As with Newt Gingrich, it’s not so much the actuality as it is the threat of holding future office that feeds our fascination.
#2, Barbara, fantastic. Antibiotic resistant indeed. Its seems the more irrelevant she becomes the more desperate the media are to keep her in the news. One thing however, a number of people keep suggesting that she’ll have some kind of career at a commentator or author. Her book was unmitigated flop. Her confrontations with children and other made the rounds on YouTube but if you look at those you’ll notice that there if virtually no crowd. I don’t think she’s got what it takes to be a successful female Republican commentator, she’s too obnoxious, and nowhere near clever enough.

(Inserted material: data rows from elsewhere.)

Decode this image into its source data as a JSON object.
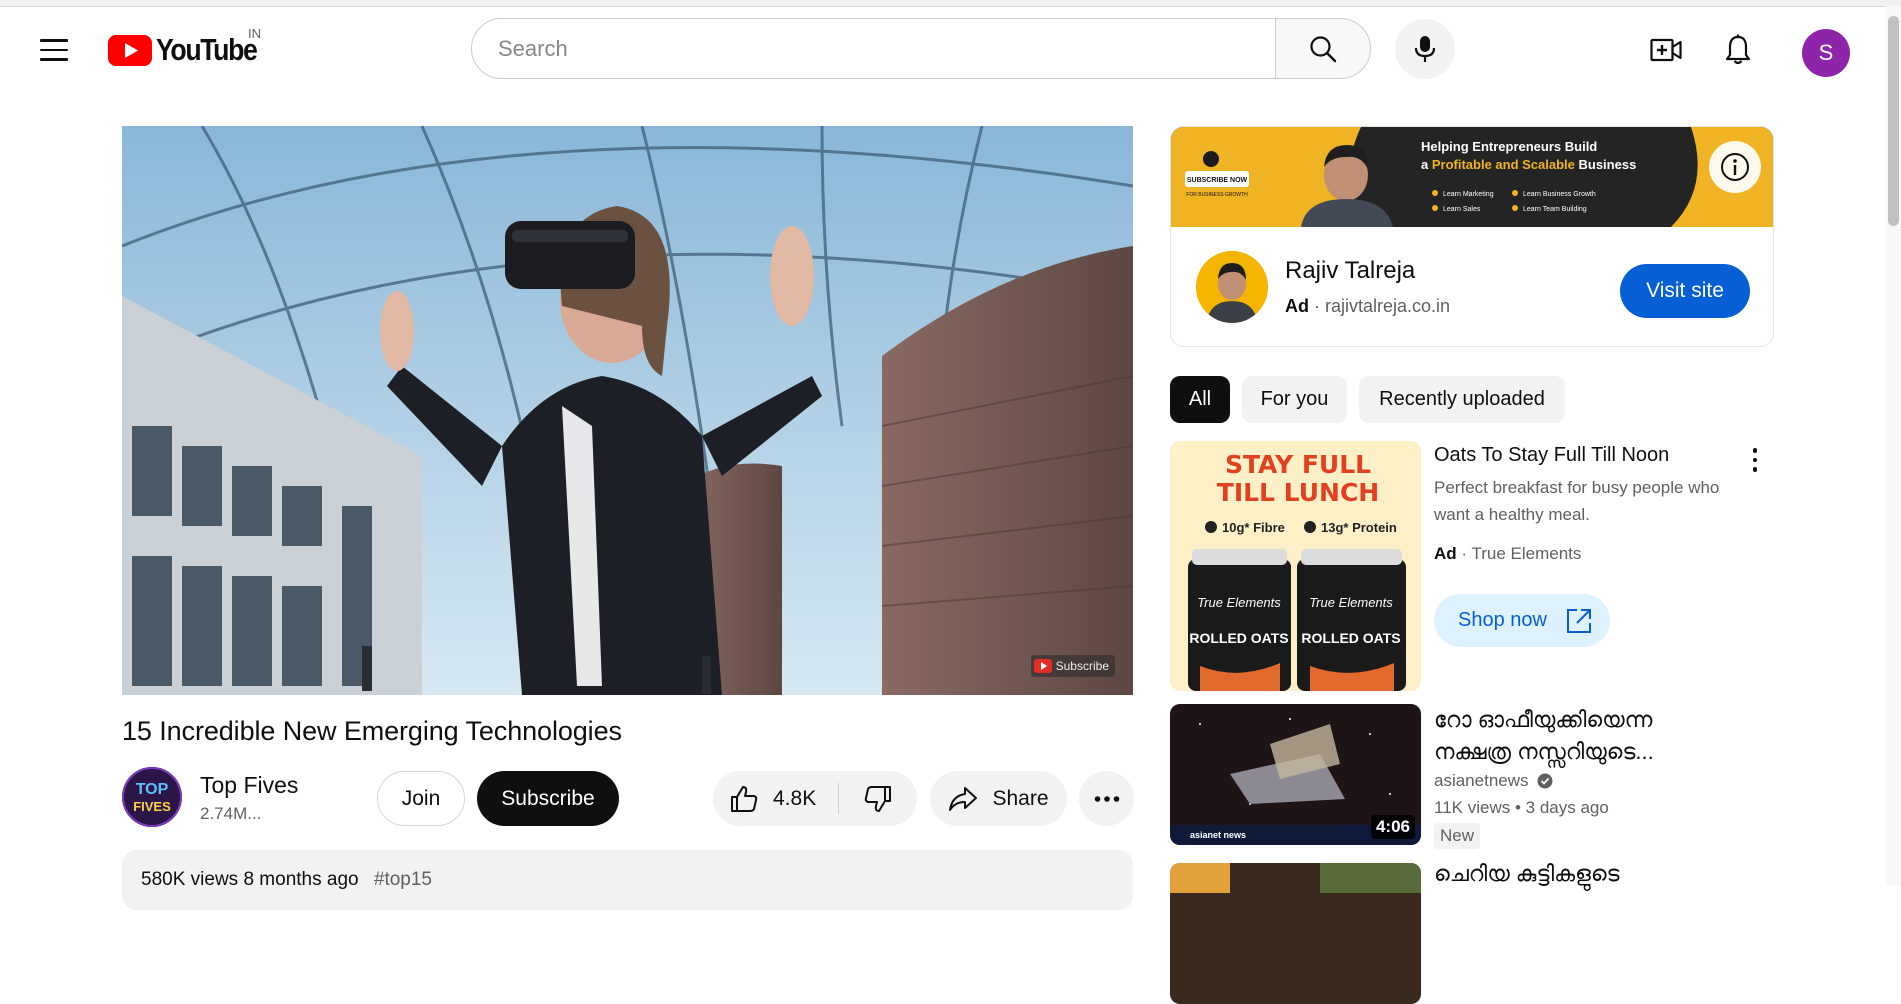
{
  "header": {
    "logo_text": "YouTube",
    "country_code": "IN",
    "search_placeholder": "Search",
    "avatar_letter": "S"
  },
  "video": {
    "title": "15 Incredible New Emerging Technologies",
    "watermark_label": "Subscribe",
    "channel": {
      "name": "Top Fives",
      "subscribers": "2.74M...",
      "avatar_text_top": "TOP",
      "avatar_text_bottom": "FIVES"
    },
    "join_label": "Join",
    "subscribe_label": "Subscribe",
    "like_count": "4.8K",
    "share_label": "Share",
    "description": {
      "views": "580K views",
      "age": "8 months ago",
      "tag": "#top15"
    }
  },
  "ad": {
    "banner": {
      "headline_1": "Helping Entrepreneurs Build",
      "headline_2a": "a ",
      "headline_2b": "Profitable and Scalable",
      "headline_2c": " Business",
      "subscribe_text": "SUBSCRIBE NOW",
      "subscribe_sub": "FOR BUSINESS GROWTH",
      "bullets": [
        "Learn Marketing",
        "Learn Business Growth",
        "Learn Sales",
        "Learn Team Building"
      ]
    },
    "advertiser": "Rajiv Talreja",
    "ad_label": "Ad",
    "domain": "rajivtalreja.co.in",
    "cta": "Visit site"
  },
  "chips": [
    {
      "label": "All",
      "active": true
    },
    {
      "label": "For you",
      "active": false
    },
    {
      "label": "Recently uploaded",
      "active": false
    }
  ],
  "recommendations": [
    {
      "title": "Oats To Stay Full Till Noon",
      "description": "Perfect breakfast for busy people who want a healthy meal.",
      "ad_label": "Ad",
      "sponsor": "True Elements",
      "cta": "Shop now",
      "thumb": {
        "headline_1": "STAY FULL",
        "headline_2": "TILL LUNCH",
        "badge_1": "10g* Fibre",
        "badge_2": "13g* Protein",
        "brand": "True Elements",
        "product": "ROLLED OATS"
      }
    },
    {
      "title_line_1": "റോ ഓഫീയുക്കിയെന്ന",
      "title_line_2": "നക്ഷത്ര നസ്സറിയുടെ...",
      "channel": "asianetnews",
      "views": "11K views",
      "age": "3 days ago",
      "duration": "4:06",
      "badge": "New",
      "thumb_brand": "asianet news"
    },
    {
      "title_line_1": "ചെറിയ കുട്ടികളുടെ"
    }
  ]
}
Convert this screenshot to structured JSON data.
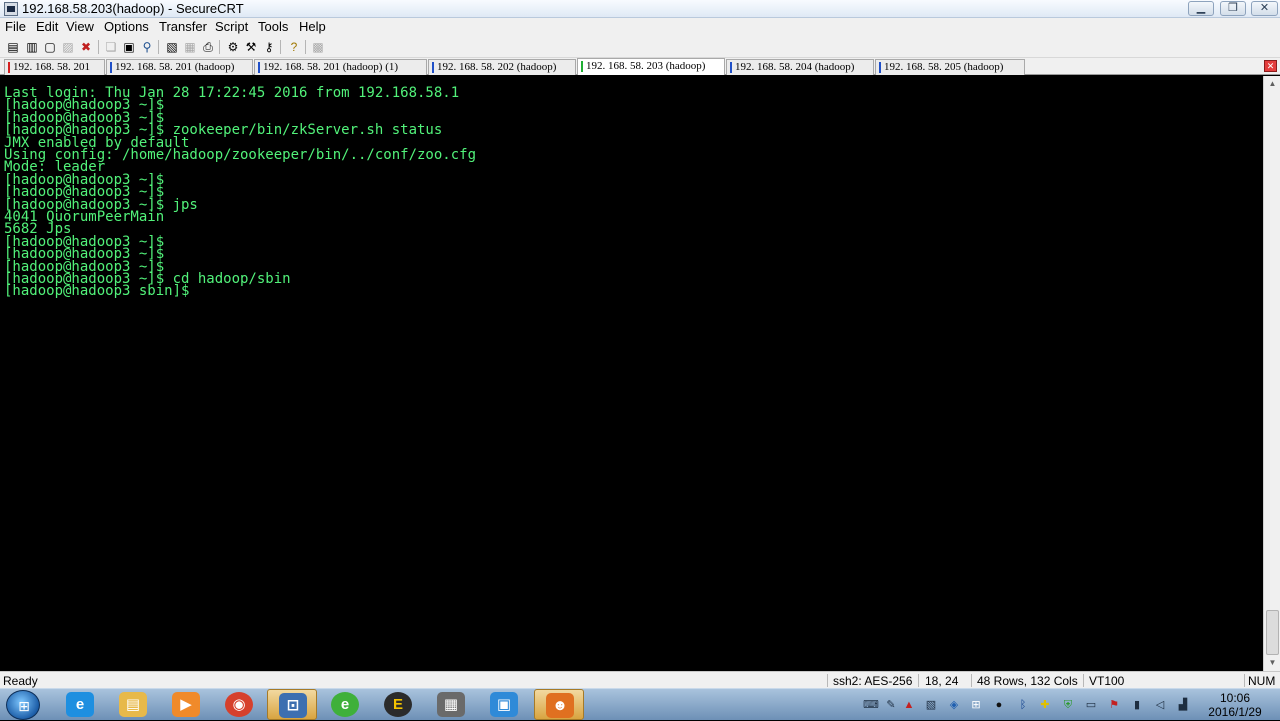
{
  "window": {
    "title": "192.168.58.203(hadoop) - SecureCRT",
    "controls": {
      "minimize": "▁",
      "maximize": "❐",
      "close": "✕"
    }
  },
  "menu": [
    "File",
    "Edit",
    "View",
    "Options",
    "Transfer",
    "Script",
    "Tools",
    "Help"
  ],
  "toolbar": {
    "icons": [
      "connect-icon",
      "quick-connect-icon",
      "connect-in-tab-icon",
      "reconnect-icon",
      "disconnect-icon",
      "copy-icon",
      "paste-icon",
      "find-icon",
      "print-setup-icon",
      "print-selection-icon",
      "print-icon",
      "session-options-icon",
      "global-options-icon",
      "keymap-icon",
      "help-icon",
      "sftp-icon"
    ]
  },
  "tabs": [
    {
      "label": "192. 168. 58. 201",
      "color": "#d42020",
      "active": false
    },
    {
      "label": "192. 168. 58. 201 (hadoop)",
      "color": "#2050c8",
      "active": false
    },
    {
      "label": "192. 168. 58. 201 (hadoop)   (1)",
      "color": "#2050c8",
      "active": false
    },
    {
      "label": "192. 168. 58. 202 (hadoop)",
      "color": "#2050c8",
      "active": false
    },
    {
      "label": "192. 168. 58. 203 (hadoop)",
      "color": "#1fae34",
      "active": true
    },
    {
      "label": "192. 168. 58. 204 (hadoop)",
      "color": "#2050c8",
      "active": false
    },
    {
      "label": "192. 168. 58. 205 (hadoop)",
      "color": "#2050c8",
      "active": false
    }
  ],
  "tab_close": "✕",
  "terminal": {
    "text_color": "#52f27a",
    "background": "#000000",
    "lines": [
      "Last login: Thu Jan 28 17:22:45 2016 from 192.168.58.1",
      "[hadoop@hadoop3 ~]$",
      "[hadoop@hadoop3 ~]$",
      "[hadoop@hadoop3 ~]$ zookeeper/bin/zkServer.sh status",
      "JMX enabled by default",
      "Using config: /home/hadoop/zookeeper/bin/../conf/zoo.cfg",
      "Mode: leader",
      "[hadoop@hadoop3 ~]$",
      "[hadoop@hadoop3 ~]$",
      "[hadoop@hadoop3 ~]$ jps",
      "4041 QuorumPeerMain",
      "5682 Jps",
      "[hadoop@hadoop3 ~]$",
      "[hadoop@hadoop3 ~]$",
      "[hadoop@hadoop3 ~]$",
      "[hadoop@hadoop3 ~]$ cd hadoop/sbin",
      "[hadoop@hadoop3 sbin]$"
    ]
  },
  "scrollbar": {
    "up": "▲",
    "down": "▼"
  },
  "status": {
    "ready": "Ready",
    "protocol": "ssh2: AES-256",
    "cursor": "18,  24",
    "size": "48 Rows, 132 Cols",
    "emulation": "VT100",
    "numlock": "NUM"
  },
  "taskbar": {
    "start_glyph": "⊞",
    "apps": [
      {
        "name": "ie-icon",
        "glyph": "e",
        "color": "#1e8fe0"
      },
      {
        "name": "file-explorer-icon",
        "glyph": "▤",
        "color": "#e7b94a"
      },
      {
        "name": "media-player-icon",
        "glyph": "▶",
        "color": "#f08a2a"
      },
      {
        "name": "chrome-icon",
        "glyph": "◉",
        "color": "#d6402c"
      },
      {
        "name": "vpn-client-icon",
        "glyph": "⊡",
        "color": "#3d6fb0"
      },
      {
        "name": "browser-360-icon",
        "glyph": "e",
        "color": "#3fb03a"
      },
      {
        "name": "everything-search-icon",
        "glyph": "E",
        "color": "#2b2b2b"
      },
      {
        "name": "virtualbox-icon",
        "glyph": "▦",
        "color": "#6a6a6a"
      },
      {
        "name": "remote-desktop-icon",
        "glyph": "▣",
        "color": "#2f8ad8"
      },
      {
        "name": "securecrt-icon",
        "glyph": "☻",
        "color": "#e07020"
      }
    ],
    "tray_icons": [
      {
        "name": "keyboard-icon",
        "glyph": "⌨"
      },
      {
        "name": "pen-icon",
        "glyph": "✎"
      },
      {
        "name": "security-icon",
        "glyph": "▲"
      },
      {
        "name": "printer-icon",
        "glyph": "▧"
      },
      {
        "name": "shield-icon",
        "glyph": "◈"
      },
      {
        "name": "windows-flag-icon",
        "glyph": "⊞"
      },
      {
        "name": "qq-icon",
        "glyph": "●"
      },
      {
        "name": "bluetooth-icon",
        "glyph": "ᛒ"
      },
      {
        "name": "network-plus-icon",
        "glyph": "✚"
      },
      {
        "name": "antivirus-icon",
        "glyph": "⛨"
      },
      {
        "name": "display-icon",
        "glyph": "▭"
      },
      {
        "name": "flag-icon",
        "glyph": "⚑"
      },
      {
        "name": "power-icon",
        "glyph": "▮"
      },
      {
        "name": "volume-icon",
        "glyph": "◁"
      },
      {
        "name": "signal-icon",
        "glyph": "▟"
      }
    ],
    "time": "10:06",
    "date": "2016/1/29"
  }
}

MB’s supporters don’t give a rats ass what Team Obama media jackals think about MB’s chances or what advice MB should take. Her supporters will easily re-elected her in MN if she cares to run again.
She stated clearly that she would not run for her house seat if her campaign failed, but being who she is, that statement means nothing. Thankfully, her campaign is nothing now too. Her presence on the scene was, at best, a bit of comedy. In reality, it is a demonstration of one persons love of attention presented as “public serevice.” Her goal, in her own mind, was the sort of dictatorial power that only God’s representatives have the right to exercise, for the good of all. And this is the crux of what is wrong with her and all the other neo-con conservatives: they want to insert their moral facade into my life, which is the antithesis of the “freedom” they claim to champion. Goodbye Mikki, too bad you were ever around, wasting good oxygen.
In 2011, Minnesotans paid not only Bachmann’s $174,000 salary, but also $629,532 for her “staff salaries.” In return for this, she skipped more votes in Congress than she cast. How would you, as an employer, feel about an employee with that kind of record? And is there any conceivable reason why we should hire her again in November? (Well, apart from whatever cachet we may glean from having a national embarrassment ‘represent’ us.)